戴纳这样有悖常理的行为的确在龙族内部激起了小范围的讨论。然而这讨论声很快被内部决策的分歧淹没。随着包围圈的缩小,龙族的攻势也显出了些疲态。原先居住在这个国家里的人类已经大部分外逃,地界上只余了一座座废弃的建筑物。一部分族人表示要越过这些城市直接摧毁皇宫,省时也省力。另部分人则完全持相反观点。

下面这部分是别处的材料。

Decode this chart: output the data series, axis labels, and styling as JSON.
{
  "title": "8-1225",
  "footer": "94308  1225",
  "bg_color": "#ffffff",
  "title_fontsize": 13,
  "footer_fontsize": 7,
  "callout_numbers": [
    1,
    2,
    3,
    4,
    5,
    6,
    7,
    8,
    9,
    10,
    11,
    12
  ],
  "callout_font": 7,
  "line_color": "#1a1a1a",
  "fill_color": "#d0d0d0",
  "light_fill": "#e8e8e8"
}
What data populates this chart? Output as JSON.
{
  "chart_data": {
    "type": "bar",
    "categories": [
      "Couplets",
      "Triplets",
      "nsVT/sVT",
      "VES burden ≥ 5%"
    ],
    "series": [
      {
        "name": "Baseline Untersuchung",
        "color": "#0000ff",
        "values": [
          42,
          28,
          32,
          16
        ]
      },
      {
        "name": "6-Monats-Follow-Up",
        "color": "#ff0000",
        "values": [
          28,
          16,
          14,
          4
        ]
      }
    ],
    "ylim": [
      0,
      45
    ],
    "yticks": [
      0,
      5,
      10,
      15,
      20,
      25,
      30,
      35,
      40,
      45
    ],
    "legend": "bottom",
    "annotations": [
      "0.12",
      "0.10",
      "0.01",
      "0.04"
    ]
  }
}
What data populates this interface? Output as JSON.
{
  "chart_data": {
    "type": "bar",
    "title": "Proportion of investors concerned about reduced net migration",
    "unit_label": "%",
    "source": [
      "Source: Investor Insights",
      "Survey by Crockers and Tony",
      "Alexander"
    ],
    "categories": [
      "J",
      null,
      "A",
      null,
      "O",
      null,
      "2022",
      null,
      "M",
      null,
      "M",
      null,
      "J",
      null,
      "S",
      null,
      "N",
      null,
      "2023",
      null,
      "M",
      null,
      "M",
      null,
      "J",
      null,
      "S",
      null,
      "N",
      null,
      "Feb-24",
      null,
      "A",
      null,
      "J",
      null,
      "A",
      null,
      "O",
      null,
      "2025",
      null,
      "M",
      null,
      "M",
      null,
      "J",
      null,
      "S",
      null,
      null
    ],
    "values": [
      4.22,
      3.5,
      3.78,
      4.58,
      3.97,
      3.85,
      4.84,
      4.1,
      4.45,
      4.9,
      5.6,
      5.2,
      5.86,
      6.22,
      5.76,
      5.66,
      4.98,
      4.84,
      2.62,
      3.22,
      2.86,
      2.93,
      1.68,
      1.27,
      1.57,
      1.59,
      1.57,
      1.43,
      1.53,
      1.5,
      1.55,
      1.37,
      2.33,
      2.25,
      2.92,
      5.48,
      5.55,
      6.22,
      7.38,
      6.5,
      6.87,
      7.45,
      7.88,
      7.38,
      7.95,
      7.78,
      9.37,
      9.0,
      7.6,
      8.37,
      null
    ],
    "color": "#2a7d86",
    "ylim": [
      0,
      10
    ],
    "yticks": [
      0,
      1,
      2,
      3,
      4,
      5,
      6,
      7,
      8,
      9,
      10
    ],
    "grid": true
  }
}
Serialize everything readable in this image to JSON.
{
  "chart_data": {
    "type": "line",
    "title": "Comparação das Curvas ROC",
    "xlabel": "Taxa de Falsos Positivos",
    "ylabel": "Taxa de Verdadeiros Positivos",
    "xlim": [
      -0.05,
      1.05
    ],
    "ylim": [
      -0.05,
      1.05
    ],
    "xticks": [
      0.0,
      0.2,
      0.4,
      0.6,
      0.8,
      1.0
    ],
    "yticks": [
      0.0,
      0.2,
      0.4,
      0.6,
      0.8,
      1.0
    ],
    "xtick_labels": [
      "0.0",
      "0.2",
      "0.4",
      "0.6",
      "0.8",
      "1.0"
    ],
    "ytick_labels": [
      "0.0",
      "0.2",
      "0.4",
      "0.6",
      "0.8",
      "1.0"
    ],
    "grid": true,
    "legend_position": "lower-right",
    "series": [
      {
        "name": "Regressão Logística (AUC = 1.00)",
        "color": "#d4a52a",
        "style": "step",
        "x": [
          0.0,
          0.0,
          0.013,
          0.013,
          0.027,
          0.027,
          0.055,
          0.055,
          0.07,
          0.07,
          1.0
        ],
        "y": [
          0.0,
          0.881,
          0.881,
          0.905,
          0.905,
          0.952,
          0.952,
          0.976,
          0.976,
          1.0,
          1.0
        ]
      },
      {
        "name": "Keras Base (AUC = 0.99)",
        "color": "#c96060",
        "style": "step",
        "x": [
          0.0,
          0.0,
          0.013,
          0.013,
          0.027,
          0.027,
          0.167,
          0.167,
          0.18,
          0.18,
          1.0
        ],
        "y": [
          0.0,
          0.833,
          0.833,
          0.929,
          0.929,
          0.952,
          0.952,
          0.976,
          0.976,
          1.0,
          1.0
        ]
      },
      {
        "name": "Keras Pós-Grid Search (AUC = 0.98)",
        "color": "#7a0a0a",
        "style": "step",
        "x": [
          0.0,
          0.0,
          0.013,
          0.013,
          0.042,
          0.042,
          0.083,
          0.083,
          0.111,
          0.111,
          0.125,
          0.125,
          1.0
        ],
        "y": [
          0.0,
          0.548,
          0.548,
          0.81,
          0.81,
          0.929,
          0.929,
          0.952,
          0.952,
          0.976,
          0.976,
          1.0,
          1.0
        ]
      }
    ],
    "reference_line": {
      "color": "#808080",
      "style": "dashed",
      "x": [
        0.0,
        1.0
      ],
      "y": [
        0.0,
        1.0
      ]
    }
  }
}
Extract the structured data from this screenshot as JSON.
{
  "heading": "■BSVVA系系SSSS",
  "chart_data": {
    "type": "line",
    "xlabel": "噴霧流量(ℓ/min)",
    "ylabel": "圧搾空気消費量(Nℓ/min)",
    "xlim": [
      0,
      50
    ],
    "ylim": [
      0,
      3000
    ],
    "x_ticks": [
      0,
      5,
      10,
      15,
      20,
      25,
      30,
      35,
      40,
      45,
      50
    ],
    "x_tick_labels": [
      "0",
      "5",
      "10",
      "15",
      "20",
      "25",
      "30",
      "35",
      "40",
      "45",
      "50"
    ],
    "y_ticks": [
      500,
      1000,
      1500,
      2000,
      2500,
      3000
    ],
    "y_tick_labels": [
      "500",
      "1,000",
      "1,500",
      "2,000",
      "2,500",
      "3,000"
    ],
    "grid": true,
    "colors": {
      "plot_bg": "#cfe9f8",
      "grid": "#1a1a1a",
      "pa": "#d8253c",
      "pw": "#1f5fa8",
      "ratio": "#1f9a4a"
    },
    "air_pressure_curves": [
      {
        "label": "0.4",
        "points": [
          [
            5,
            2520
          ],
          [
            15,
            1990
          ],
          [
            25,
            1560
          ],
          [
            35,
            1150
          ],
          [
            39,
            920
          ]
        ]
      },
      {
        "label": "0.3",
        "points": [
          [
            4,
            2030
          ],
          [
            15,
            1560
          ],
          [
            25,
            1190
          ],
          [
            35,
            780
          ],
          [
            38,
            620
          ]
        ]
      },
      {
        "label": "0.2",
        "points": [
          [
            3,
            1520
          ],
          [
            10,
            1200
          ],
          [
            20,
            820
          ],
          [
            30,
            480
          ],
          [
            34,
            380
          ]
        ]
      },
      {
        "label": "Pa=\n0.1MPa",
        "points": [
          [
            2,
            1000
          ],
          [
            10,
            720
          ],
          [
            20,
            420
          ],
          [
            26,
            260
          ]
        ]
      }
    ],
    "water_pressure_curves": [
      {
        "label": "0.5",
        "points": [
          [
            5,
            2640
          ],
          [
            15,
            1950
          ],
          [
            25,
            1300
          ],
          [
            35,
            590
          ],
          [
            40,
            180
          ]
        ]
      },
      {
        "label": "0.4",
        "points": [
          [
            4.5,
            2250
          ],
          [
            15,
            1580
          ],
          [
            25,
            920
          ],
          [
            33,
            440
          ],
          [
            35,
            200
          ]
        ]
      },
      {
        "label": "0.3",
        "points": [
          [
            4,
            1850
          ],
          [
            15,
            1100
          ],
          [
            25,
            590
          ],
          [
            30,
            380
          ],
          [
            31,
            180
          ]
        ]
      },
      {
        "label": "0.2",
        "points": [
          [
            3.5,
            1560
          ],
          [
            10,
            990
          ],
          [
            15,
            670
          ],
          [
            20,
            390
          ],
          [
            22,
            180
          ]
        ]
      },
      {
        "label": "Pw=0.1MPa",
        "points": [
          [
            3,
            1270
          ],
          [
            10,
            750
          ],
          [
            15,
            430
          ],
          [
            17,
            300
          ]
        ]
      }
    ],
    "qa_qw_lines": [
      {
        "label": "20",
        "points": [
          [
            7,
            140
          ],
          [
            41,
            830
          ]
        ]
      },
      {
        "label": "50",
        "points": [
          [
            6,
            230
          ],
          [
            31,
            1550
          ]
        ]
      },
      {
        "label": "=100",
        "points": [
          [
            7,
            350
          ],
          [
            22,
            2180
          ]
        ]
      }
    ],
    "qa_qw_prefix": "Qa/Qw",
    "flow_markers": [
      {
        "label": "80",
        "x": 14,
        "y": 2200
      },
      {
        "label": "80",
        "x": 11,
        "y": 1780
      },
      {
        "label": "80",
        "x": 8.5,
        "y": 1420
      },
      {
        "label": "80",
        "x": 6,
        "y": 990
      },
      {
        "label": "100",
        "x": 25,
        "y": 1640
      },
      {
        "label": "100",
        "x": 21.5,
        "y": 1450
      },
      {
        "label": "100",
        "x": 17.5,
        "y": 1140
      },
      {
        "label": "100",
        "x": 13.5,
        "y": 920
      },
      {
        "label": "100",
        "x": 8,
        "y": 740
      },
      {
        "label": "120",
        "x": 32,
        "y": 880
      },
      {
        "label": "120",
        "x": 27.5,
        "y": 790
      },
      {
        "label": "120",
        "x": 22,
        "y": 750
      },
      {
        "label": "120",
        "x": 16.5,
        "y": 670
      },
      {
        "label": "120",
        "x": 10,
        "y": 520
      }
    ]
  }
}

这时候伤还未痊愈的戴纳站出来终止了两双的争吵。虽然脸色苍白如纸,却没人敢置喙他的话。他要摧毁这个国家的决心是如此坚决,那些原先在私下传播的言论也因此戛然而止。没人再猜测他对那位公主是不是存了不可言说的心思。
伊迪丝那时也信了。直到她站在但九的房间里,看见了匆匆赶来的戴纳。这些年她在他身边,见惯了他做事沉稳手段强硬的样子,所以在察觉了他在那瞬间来不及掩饰的失态之后,她心里不是不吃惊的。
她表示要留宿一晚。戴纳并没有过大的反应,淡淡点了头算是答应了。他抱着睡着的伊桑,和她并着肩往楼上走。本来是在谈论着伊桑的眼睛,戴纳却蓦然抬了头看向前方。
拐角的楼梯口正对着但九的房间。她顺着他的目光看过去,一角裙摆掩在迅速阖上的门背后,然后就是轻轻的咔哒锁门声。
戴纳的视线并没有停留多久,表情看起来也并没有什么不对。侧过脸继续之前的对话,好似刚才那个专注到旁若无人的眼神只是她的错觉。
“如果真是错觉倒好了。”伊迪丝说着,随手拿过一样沉黑色的铁质刑具。
类似中国古代的夹棍。把人的手指,胳膊或者脚腕放入孔中,通过拧紧螺丝使圆孔收紧,圆孔内部的利刺也随之深陷入人的皮肉中。这种刑罚虽不致死,却痛苦非常。
但九看了眼立在她身旁不远处的三角形尖凳和散落在地上外观精致的“开花梨”,恍恍惚惚地想,这些待会该不会都用在自个儿身上吧。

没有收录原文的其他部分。